Last Updated on October 14, 2020
Le Guin Reminds Us To Take A Breath
The climate is in crisis, and humanity appears bent on aggravating our problems rather than resolving them. When I feel the intensity of the grind and all the work needed to improve our society, I try to find a moment to take a breath and zoom out. In that instance, I am reminded of a quote from author Ursula K. Le Guin.
In her phenomenal book The Dispossessed, she writes, “If you can see a thing whole, it seems that it’s always beautiful. Planet, lives…But close up, a world’s all dirt and rocks. And day to day, life’s a hard job, you get tired, you lose the pattern. You need distance, interval.” To put it simply, we just need to take the time put in a little distance and perspective. To fully appreciate the whole, and imagine the bigger picture.
Le Guin’s Lasting Influence
I first read Le Guin back in high school, burning through The Wizard of Earthsea series pretty quick. But it wasn’t until university, that I discovered The Dispossessed. It’s a story about a man (Shevek) who questions his place in society, as well as the entire social order of his lunar colony. His is an anarchist civilization that has spurred the ways and tendencies of capitalism. However, very early on he wonders about the other. How do they function, create, and live beyond his tiny planet. And so, he visits another world in the hopes of learning more.
It makes for a great read, with plenty of interesting questions and insight. Indeed, that’s where I pulled the title quote from. The characters in Le Guin’s books, although they might be on another world, really offer up a means of better understanding our own. There are so many great questions, and possible considerations, it’s clear why Le Guin has had such an influential legacy.

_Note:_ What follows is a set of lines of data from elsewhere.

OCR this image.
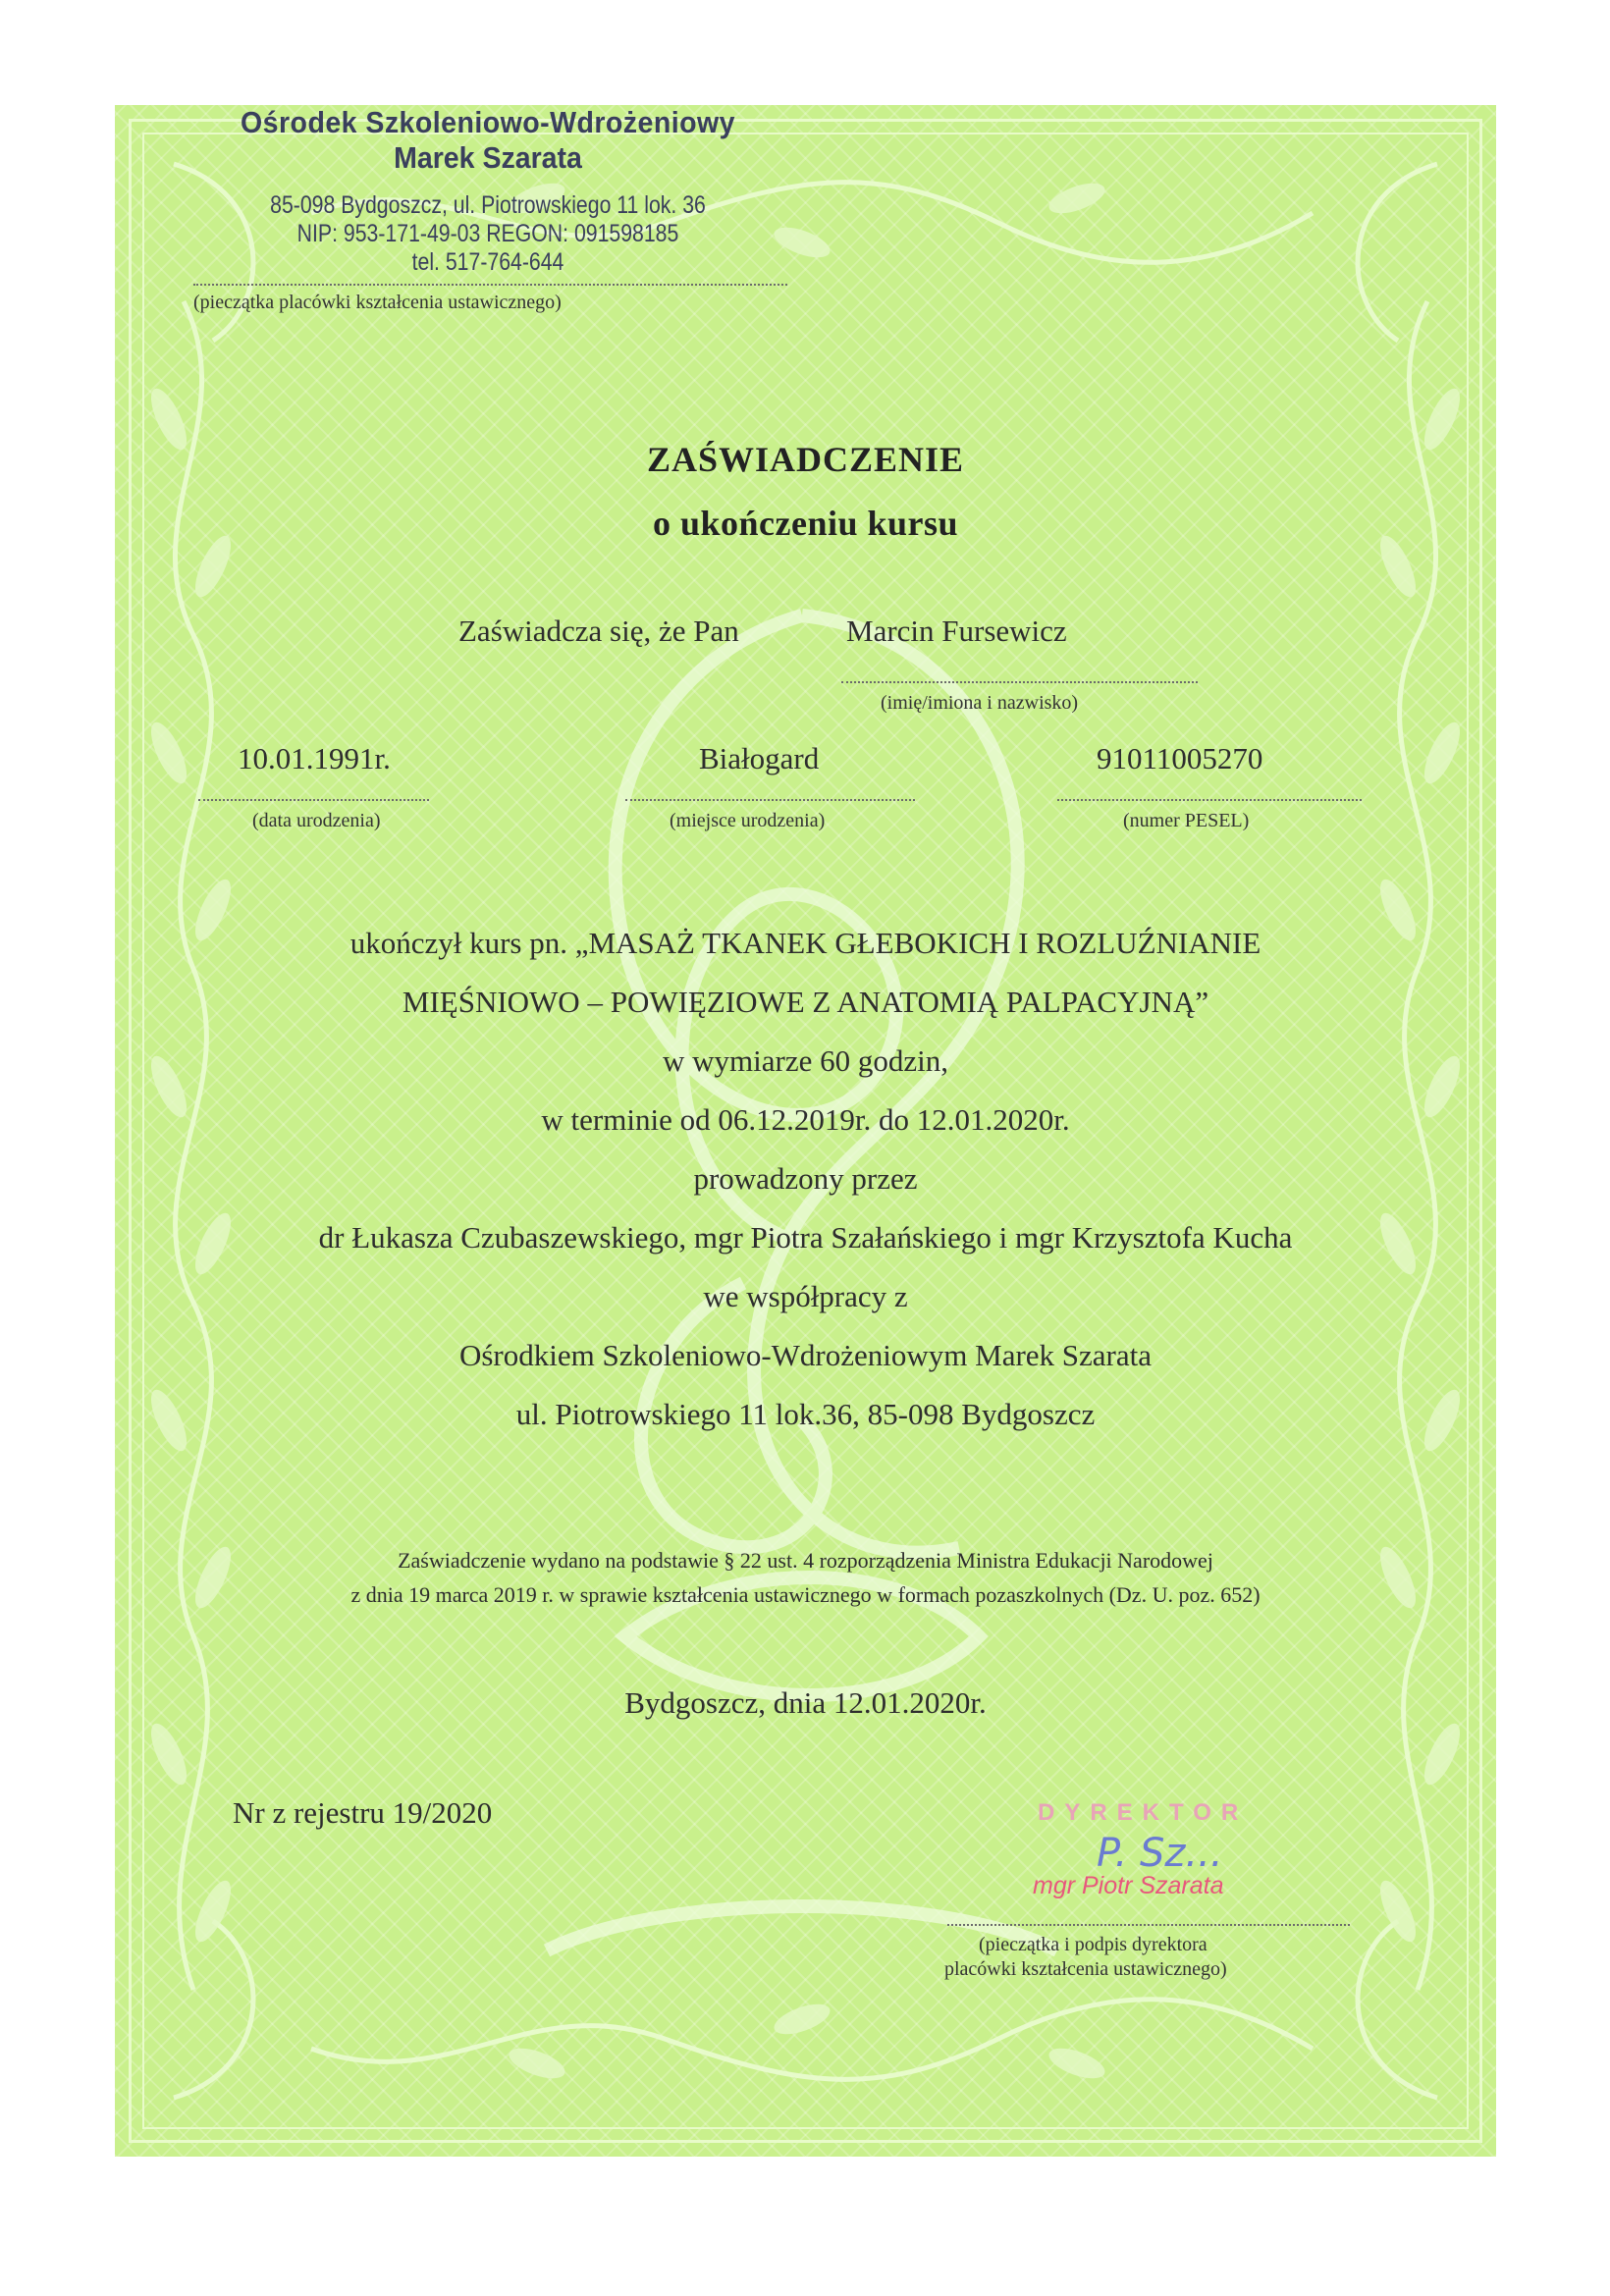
Ośrodek Szkoleniowo-Wdrożeniowy
Marek Szarata
85-098 Bydgoszcz, ul. Piotrowskiego 11 lok. 36
NIP: 953-171-49-03 REGON: 091598185
tel. 517-764-644
(pieczątka placówki kształcenia ustawicznego)
ZAŚWIADCZENIE
o ukończeniu kursu
Zaświadcza się, że Pan	Marcin Fursewicz
(imię/imiona i nazwisko)
10.01.1991r.
(data urodzenia)
Białogard
(miejsce urodzenia)
91011005270
(numer PESEL)
ukończył kurs pn. „MASAŻ TKANEK GŁEBOKICH I ROZLUŹNIANIE
MIĘŚNIOWO – POWIĘZIOWE Z ANATOMIĄ PALPACYJNĄ”
w wymiarze 60 godzin,
w terminie od 06.12.2019r. do 12.01.2020r.
prowadzony przez
dr Łukasza Czubaszewskiego, mgr Piotra Szałańskiego i mgr Krzysztofa Kucha
we współpracy z
Ośrodkiem Szkoleniowo-Wdrożeniowym Marek Szarata
ul. Piotrowskiego 11 lok.36, 85-098 Bydgoszcz
Zaświadczenie wydano na podstawie § 22 ust. 4 rozporządzenia Ministra Edukacji Narodowej
z dnia 19 marca 2019 r. w sprawie kształcenia ustawicznego w formach pozaszkolnych (Dz. U. poz. 652)
Bydgoszcz, dnia 12.01.2020r.
Nr z rejestru 19/2020	DYREKTOR
P. Sz...
mgr Piotr Szarata
(pieczątka i podpis dyrektora
placówki kształcenia ustawicznego)
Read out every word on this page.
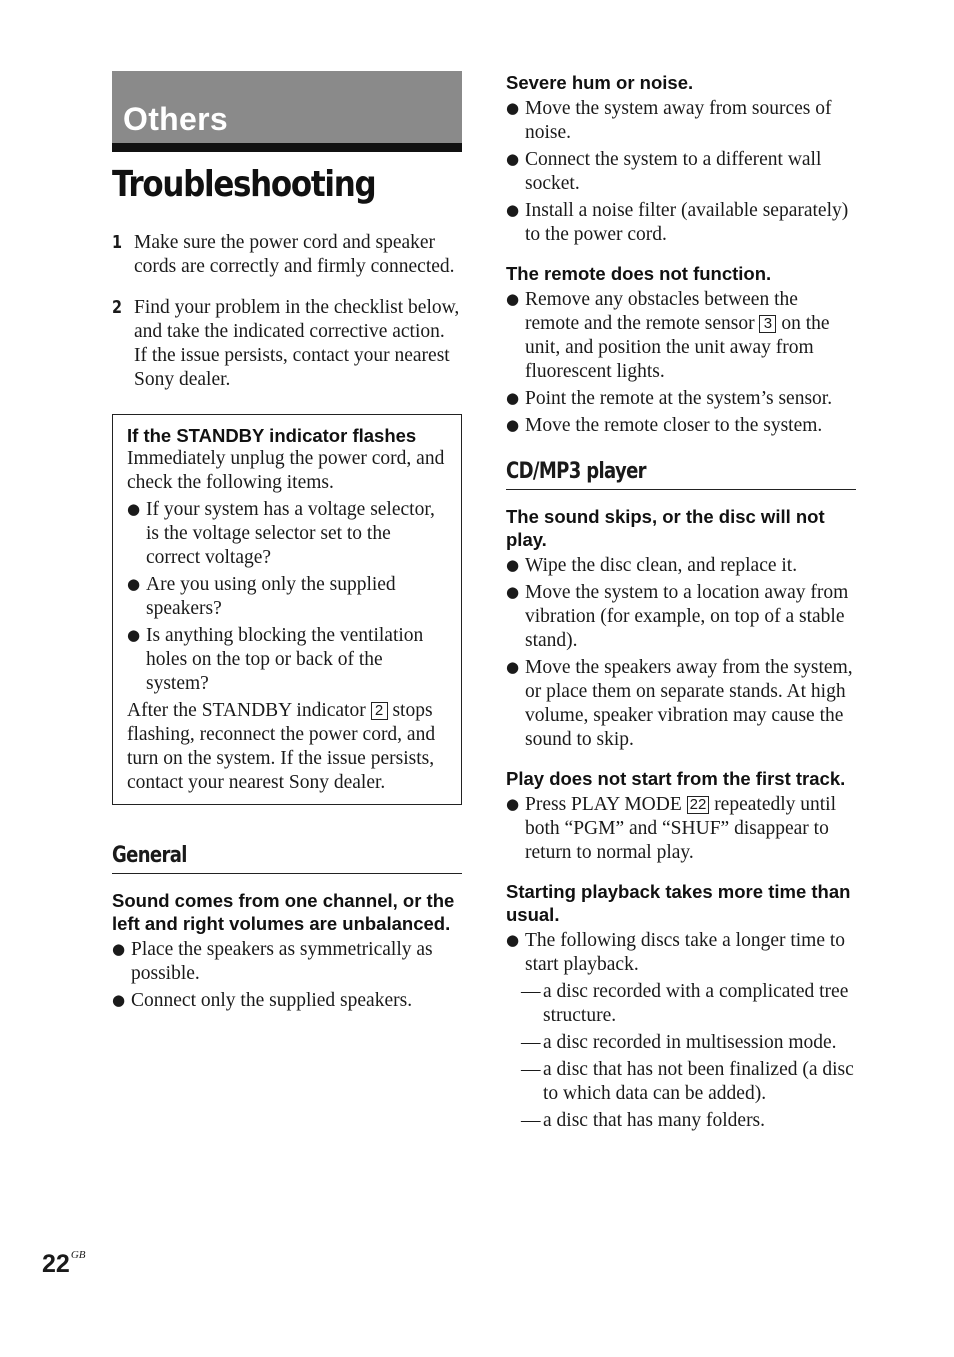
Others
Troubleshooting
1 Make sure the power cord and speaker cords are correctly and firmly connected.

2 Find your problem in the checklist below, and take the indicated corrective action.

If the issue persists, contact your nearest Sony dealer.

If the STANDBY indicator flashes

Immediately unplug the power cord, and check the following items.

● If your system has a voltage selector, is the voltage selector set to the correct voltage?
● Are you using only the supplied speakers?
● Is anything blocking the ventilation holes on the top or back of the system?

After the STANDBY indicator 2 stops flashing, reconnect the power cord, and turn on the system. If the issue persists, contact your nearest Sony dealer.

General

Sound comes from one channel, or the left and right volumes are unbalanced.

● Place the speakers as symmetrically as possible.
● Connect only the supplied speakers.

Severe hum or noise.

● Move the system away from sources of noise.
● Connect the system to a different wall socket.
● Install a noise filter (available separately) to the power cord.

The remote does not function.

● Remove any obstacles between the remote and the remote sensor 3 on the unit, and position the unit away from fluorescent lights.
● Point the remote at the system’s sensor.
● Move the remote closer to the system.
CD/MP3 player

The sound skips, or the disc will not play.

● Wipe the disc clean, and replace it.
● Move the system to a location away from vibration (for example, on top of a stable stand).
● Move the speakers away from the system, or place them on separate stands. At high volume, speaker vibration may cause the sound to skip.

Play does not start from the first track.

● Press PLAY MODE 22 repeatedly until both “PGM” and “SHUF” disappear to return to normal play.

Starting playback takes more time than usual.

● The following discs take a longer time to start playback.
— a disc recorded with a complicated tree structure.
— a disc recorded in multisession mode.
— a disc that has not been finalized (a disc to which data can be added).
— a disc that has many folders.
$22^{GB}$
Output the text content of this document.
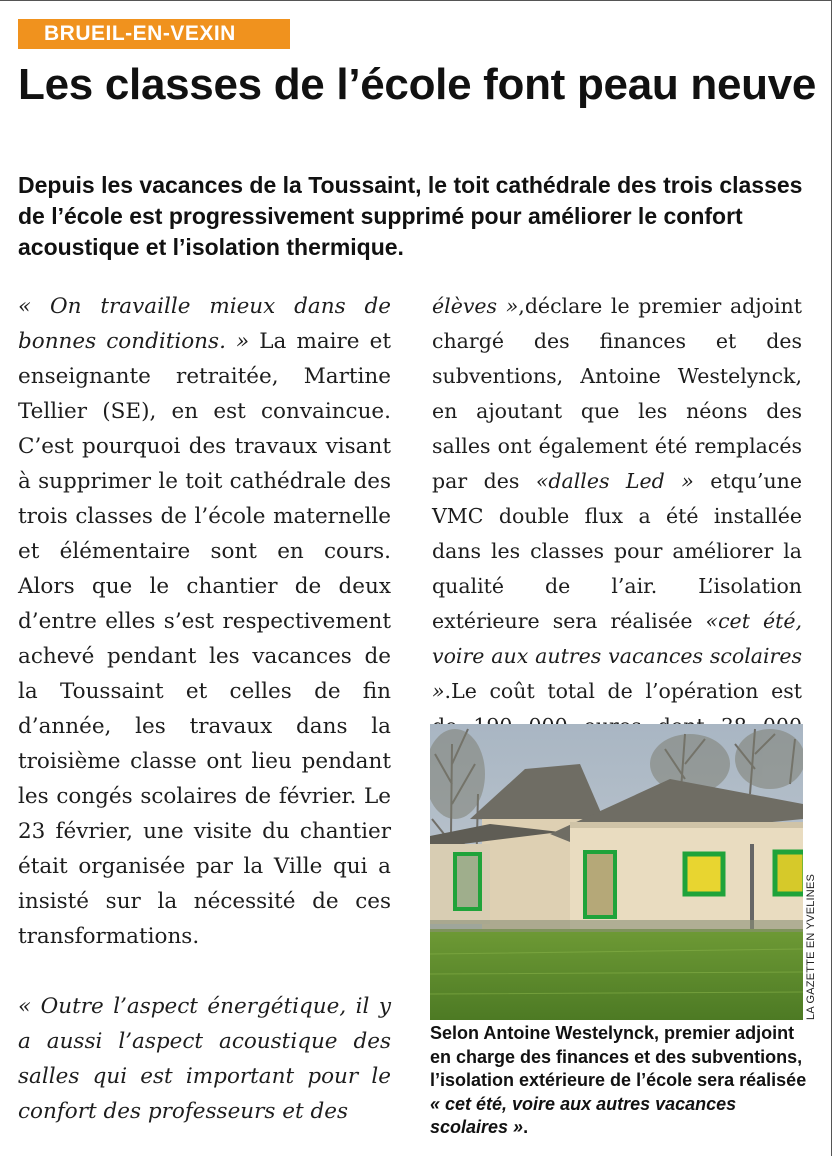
BRUEIL-EN-VEXIN
Les classes de l’école font peau neuve

Depuis les vacances de la Toussaint, le toit cathédrale des trois classes de l’école est progressivement supprimé pour améliorer le confort acoustique et l’isolation thermique.

« On travaille mieux dans de bonnes conditions. » La maire et enseignante retraitée, Martine Tellier (SE), en est convaincue. C’est pourquoi des travaux visant à supprimer le toit cathédrale des trois classes de l’école maternelle et élémentaire sont en cours. Alors que le chantier de deux d’entre elles s’est respectivement achevé pendant les vacances de la Toussaint et celles de fin d’année, les travaux dans la troisième classe ont lieu pendant les congés scolaires de février. Le 23 février, une visite du chantier était organisée par la Ville qui a insisté sur la nécessité de ces transformations.

« Outre l’aspect énergétique, il y a aussi l’aspect acoustique des salles qui est important pour le confort des professeurs et des

élèves »,déclare le premier adjoint chargé des finances et des subventions, Antoine Westelynck, en ajoutant que les néons des salles ont également été remplacés par des «dalles Led » etqu’une VMC double flux a été installée dans les classes pour améliorer la qualité de l’air. L’isolation extérieure sera réalisée «cet été, voire aux autres vacances scolaires ».Le coût total de l’opération est

LA GAZETTE EN YVELINES

Selon Antoine Westelynck, premier adjoint en charge des finances et des subventions, l’isolation extérieure de l’école sera réalisée « cet été, voire aux autres vacances scolaires ».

Documentary Film: Worlds of Ursula K. Le Guin (2018)
Facing The Climate Emergency
Given the context and magnitude of the global threat we now face, it makes sense to pull from some of humanity’s greatest thinkers. For me, this includes the great science fiction authors. They thought well ahead of their time, encouraging readers to question humanity’s path. Wether it be through artificial intelligence, bioengineering, or planetary colonization, science fiction has helped to set up a framework for contemplating the future.
In this regard, Ursula Le Guin offered up worlds to test out our ideas and experiments. The Dispossessed for one encouraged readers to examine what alternate societies might look like. We know our current economic formula of infinite growth on a finite planet is clearly unsustainable. So what happens when we question the narrative. What might an ideal society look like instead? Heavy questions, but they are clearly worth asking. It helps to take a breather, zoom out, and consider the big picture.